At the last minute, literally, I received a letter on January 23rd telling me that the Premier’s Office would be taking another week before responding and that I would receive a response no later than January 30, 2020.

I included two quite lengthy videos in my previous blog post where Steven Myers asks two sets of targeted questions to the Premier (on two different days) about the AG’s Management Letter, demanding that he table it in the House making the document public.

The PCs tried – as the Official Opposition –  for two full years to squeeze this same Management Letter from the Liberal government, and many other e-gaming documents, repeatedly calling out MacLauchlan for covering up the e-gaming scandal and failing to honour his oft-stated commitment to be open and transparent with Islanders.

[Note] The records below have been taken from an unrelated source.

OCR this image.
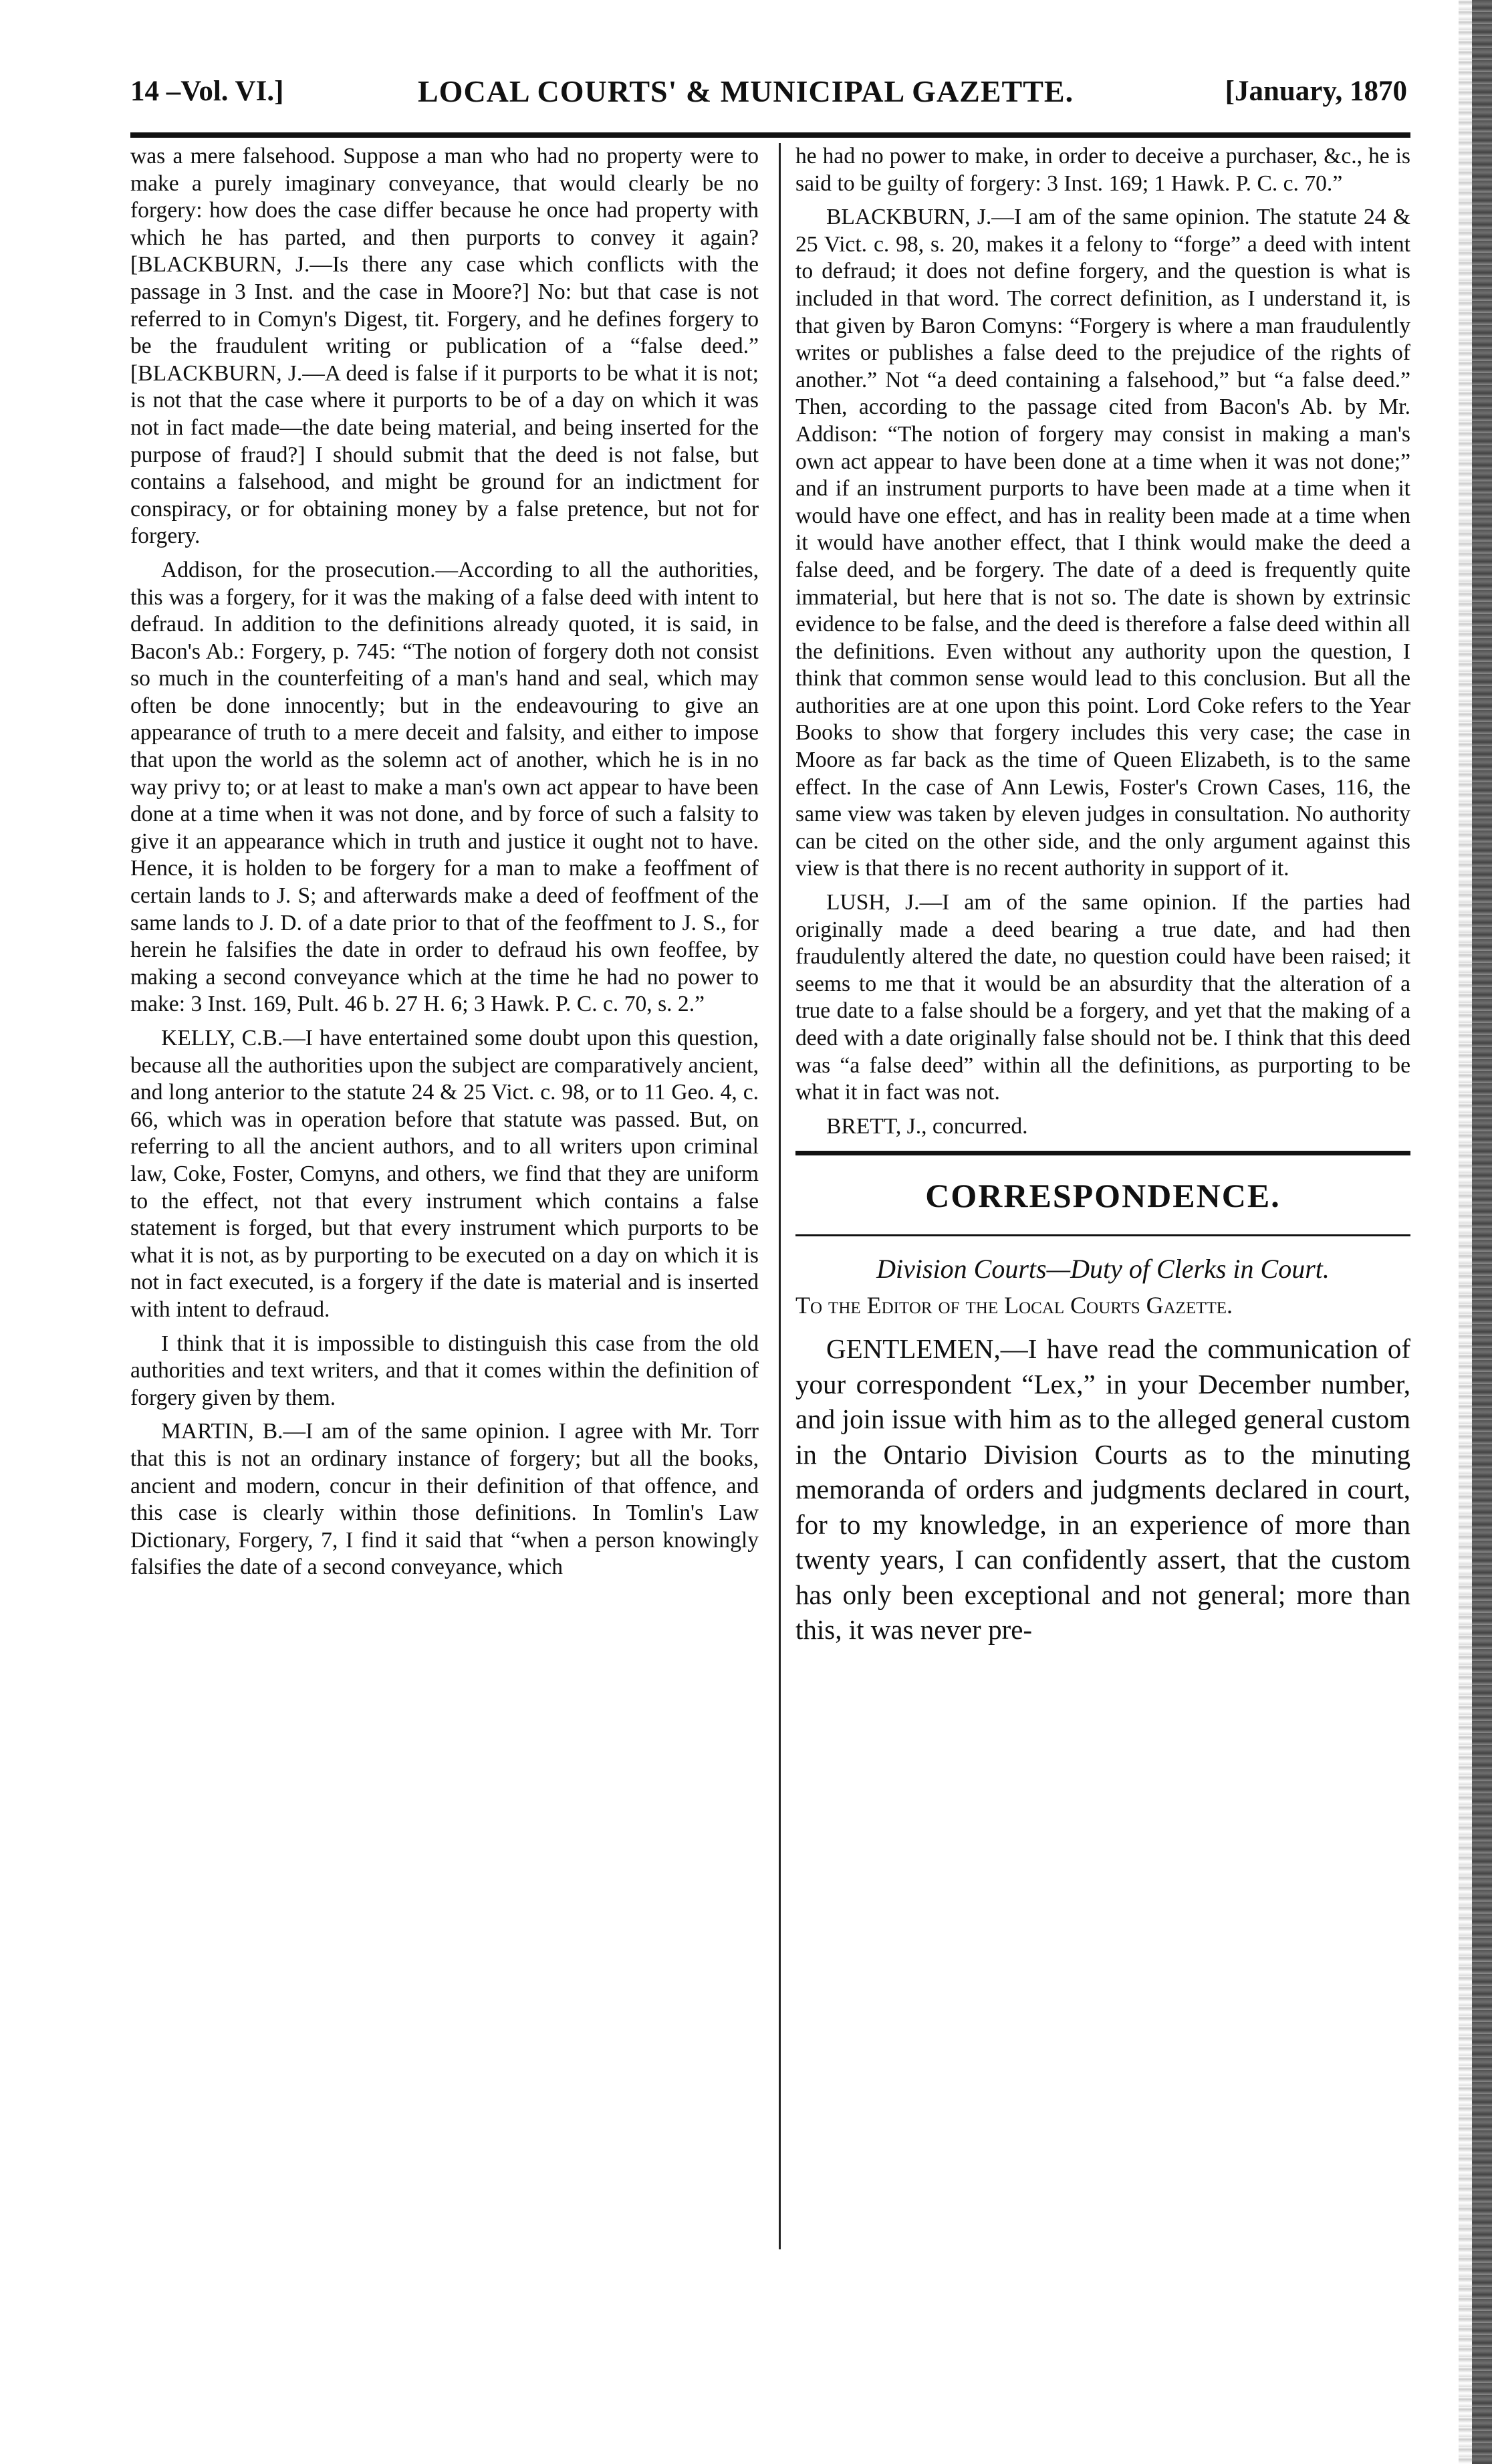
14 –Vol. VI.]	LOCAL COURTS' & MUNICIPAL GAZETTE.	[January, 1870

was a mere falsehood. Suppose a man who had no property were to make a purely imaginary conveyance, that would clearly be no forgery: how does the case differ because he once had property with which he has parted, and then purports to convey it again? [BLACKBURN, J.—Is there any case which conflicts with the passage in 3 Inst. and the case in Moore?] No: but that case is not referred to in Comyn's Digest, tit. Forgery, and he defines forgery to be the fraudulent writing or publication of a “false deed.” [BLACKBURN, J.—A deed is false if it purports to be what it is not; is not that the case where it purports to be of a day on which it was not in fact made—the date being material, and being inserted for the purpose of fraud?] I should submit that the deed is not false, but contains a falsehood, and might be ground for an indictment for conspiracy, or for obtaining money by a false pretence, but not for forgery.

Addison, for the prosecution.—According to all the authorities, this was a forgery, for it was the making of a false deed with intent to defraud. In addition to the definitions already quoted, it is said, in Bacon's Ab.: Forgery, p. 745: “The notion of forgery doth not consist so much in the counterfeiting of a man's hand and seal, which may often be done innocently; but in the endeavouring to give an appearance of truth to a mere deceit and falsity, and either to impose that upon the world as the solemn act of another, which he is in no way privy to; or at least to make a man's own act appear to have been done at a time when it was not done, and by force of such a falsity to give it an appearance which in truth and justice it ought not to have. Hence, it is holden to be forgery for a man to make a feoffment of certain lands to J. S; and afterwards make a deed of feoffment of the same lands to J. D. of a date prior to that of the feoffment to J. S., for herein he falsifies the date in order to defraud his own feoffee, by making a second conveyance which at the time he had no power to make: 3 Inst. 169, Pult. 46 b. 27 H. 6; 3 Hawk. P. C. c. 70, s. 2.”

KELLY, C.B.—I have entertained some doubt upon this question, because all the authorities upon the subject are comparatively ancient, and long anterior to the statute 24 & 25 Vict. c. 98, or to 11 Geo. 4, c. 66, which was in operation before that statute was passed. But, on referring to all the ancient authors, and to all writers upon criminal law, Coke, Foster, Comyns, and others, we find that they are uniform to the effect, not that every instrument which contains a false statement is forged, but that every instrument which purports to be what it is not, as by purporting to be executed on a day on which it is not in fact executed, is a forgery if the date is material and is inserted with intent to defraud.

I think that it is impossible to distinguish this case from the old authorities and text writers, and that it comes within the definition of forgery given by them.

MARTIN, B.—I am of the same opinion. I agree with Mr. Torr that this is not an ordinary instance of forgery; but all the books, ancient and modern, concur in their definition of that offence, and this case is clearly within those definitions. In Tomlin's Law Dictionary, Forgery, 7, I find it said that “when a person knowingly falsifies the date of a second conveyance, which

he had no power to make, in order to deceive a purchaser, &c., he is said to be guilty of forgery: 3 Inst. 169; 1 Hawk. P. C. c. 70.”

BLACKBURN, J.—I am of the same opinion. The statute 24 & 25 Vict. c. 98, s. 20, makes it a felony to “forge” a deed with intent to defraud; it does not define forgery, and the question is what is included in that word. The correct definition, as I understand it, is that given by Baron Comyns: “Forgery is where a man fraudulently writes or publishes a false deed to the prejudice of the rights of another.” Not “a deed containing a falsehood,” but “a false deed.” Then, according to the passage cited from Bacon's Ab. by Mr. Addison: “The notion of forgery may consist in making a man's own act appear to have been done at a time when it was not done;” and if an instrument purports to have been made at a time when it would have one effect, and has in reality been made at a time when it would have another effect, that I think would make the deed a false deed, and be forgery. The date of a deed is frequently quite immaterial, but here that is not so. The date is shown by extrinsic evidence to be false, and the deed is therefore a false deed within all the definitions. Even without any authority upon the question, I think that common sense would lead to this conclusion. But all the authorities are at one upon this point. Lord Coke refers to the Year Books to show that forgery includes this very case; the case in Moore as far back as the time of Queen Elizabeth, is to the same effect. In the case of Ann Lewis, Foster's Crown Cases, 116, the same view was taken by eleven judges in consultation. No authority can be cited on the other side, and the only argument against this view is that there is no recent authority in support of it.

LUSH, J.—I am of the same opinion. If the parties had originally made a deed bearing a true date, and had then fraudulently altered the date, no question could have been raised; it seems to me that it would be an absurdity that the alteration of a true date to a false should be a forgery, and yet that the making of a deed with a date originally false should not be. I think that this deed was “a false deed” within all the definitions, as purporting to be what it in fact was not.

BRETT, J., concurred.

CORRESPONDENCE.
Division Courts—Duty of Clerks in Court.
To the Editor of the Local Courts Gazette.
GENTLEMEN,—I have read the communication of your correspondent “Lex,” in your December number, and join issue with him as to the alleged general custom in the Ontario Division Courts as to the minuting memoranda of orders and judgments declared in court, for to my knowledge, in an experience of more than twenty years, I can confidently assert, that the custom has only been exceptional and not general; more than this, it was never pre-
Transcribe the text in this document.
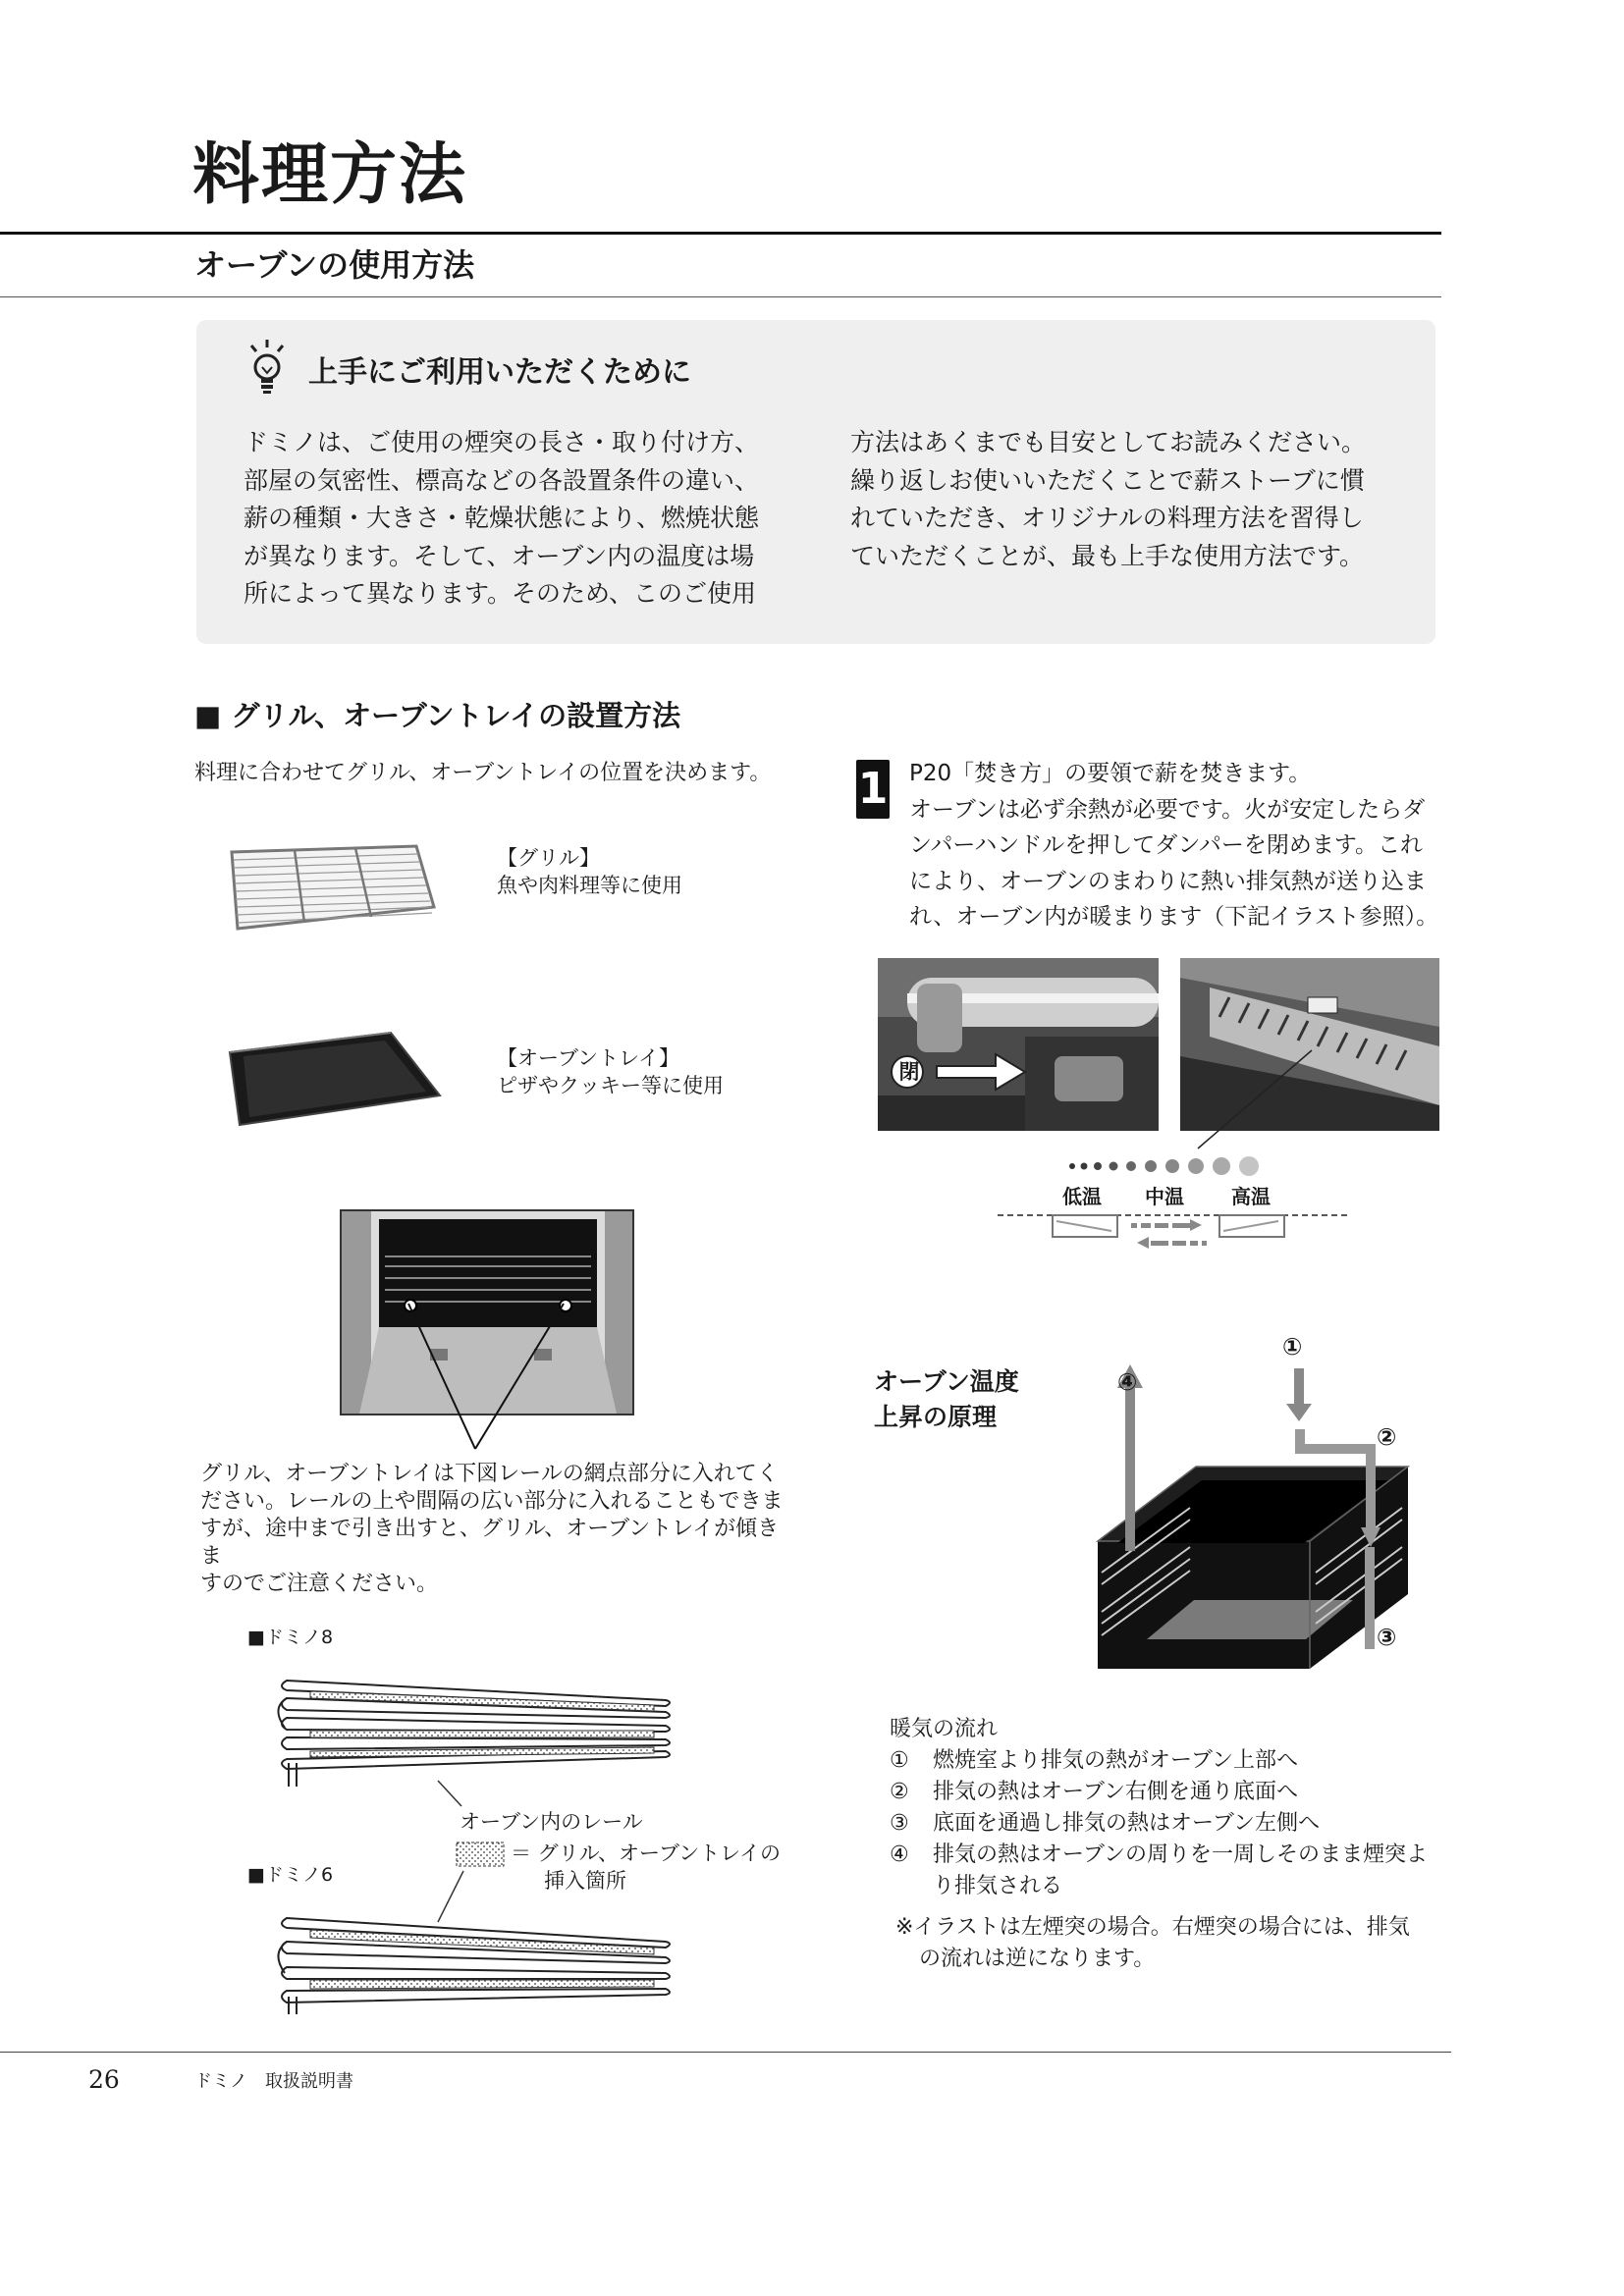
料理方法
オーブンの使用方法
上手にご利用いただくために
ドミノは、ご使用の煙突の長さ・取り付け方、
部屋の気密性、標高などの各設置条件の違い、
薪の種類・大きさ・乾燥状態により、燃焼状態
が異なります。そして、オーブン内の温度は場
所によって異なります。そのため、このご使用
方法はあくまでも目安としてお読みください。
繰り返しお使いいただくことで薪ストーブに慣
れていただき、オリジナルの料理方法を習得し
ていただくことが、最も上手な使用方法です。
■ グリル、オーブントレイの設置方法
料理に合わせてグリル、オーブントレイの位置を決めます。
【グリル】
魚や肉料理等に使用
【オーブントレイ】
ピザやクッキー等に使用
グリル、オーブントレイは下図レールの網点部分に入れてく
ださい。レールの上や間隔の広い部分に入れることもできま
すが、途中まで引き出すと、グリル、オーブントレイが傾きま
すのでご注意ください。
■ドミノ8
オーブン内のレール
＝ グリル、オーブントレイの
挿入箇所
■ドミノ6
1 P20「焚き方」の要領で薪を焚きます。
オーブンは必ず余熱が必要です。火が安定したらダ
ンパーハンドルを押してダンパーを閉めます。これ
により、オーブンのまわりに熱い排気熱が送り込ま
れ、オーブン内が暖まります（下記イラスト参照）。
閉
低温 中温 高温
オーブン温度
上昇の原理
①
②
③
④
暖気の流れ
①	燃焼室より排気の熱がオーブン上部へ
②	排気の熱はオーブン右側を通り底面へ
③	底面を通過し排気の熱はオーブン左側へ
④	排気の熱はオーブンの周りを一周しそのまま煙突よ
り排気される
※イラストは左煙突の場合。右煙突の場合には、排気
の流れは逆になります。
26	ドミノ　取扱説明書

The PCs spoke forcefully and convincingly that  this time, THIS TIME…..if Islanders would only put aside their cynicism one last time, THIS TIME, it really was going to be different. Islanders would finally get to see what real transparency looks like!

Given such a strong, persistent and consistent message about being different, THIS TIME, and the constant demands to produce e-gaming documents and information that the PCs made on the Liberals, after the PCs formed government, I had visions of the PCs dancing in the streets parading behind the Premier, waving the Management Letter in the air as throngs of Islanders cheered from the sidelines.  What happened?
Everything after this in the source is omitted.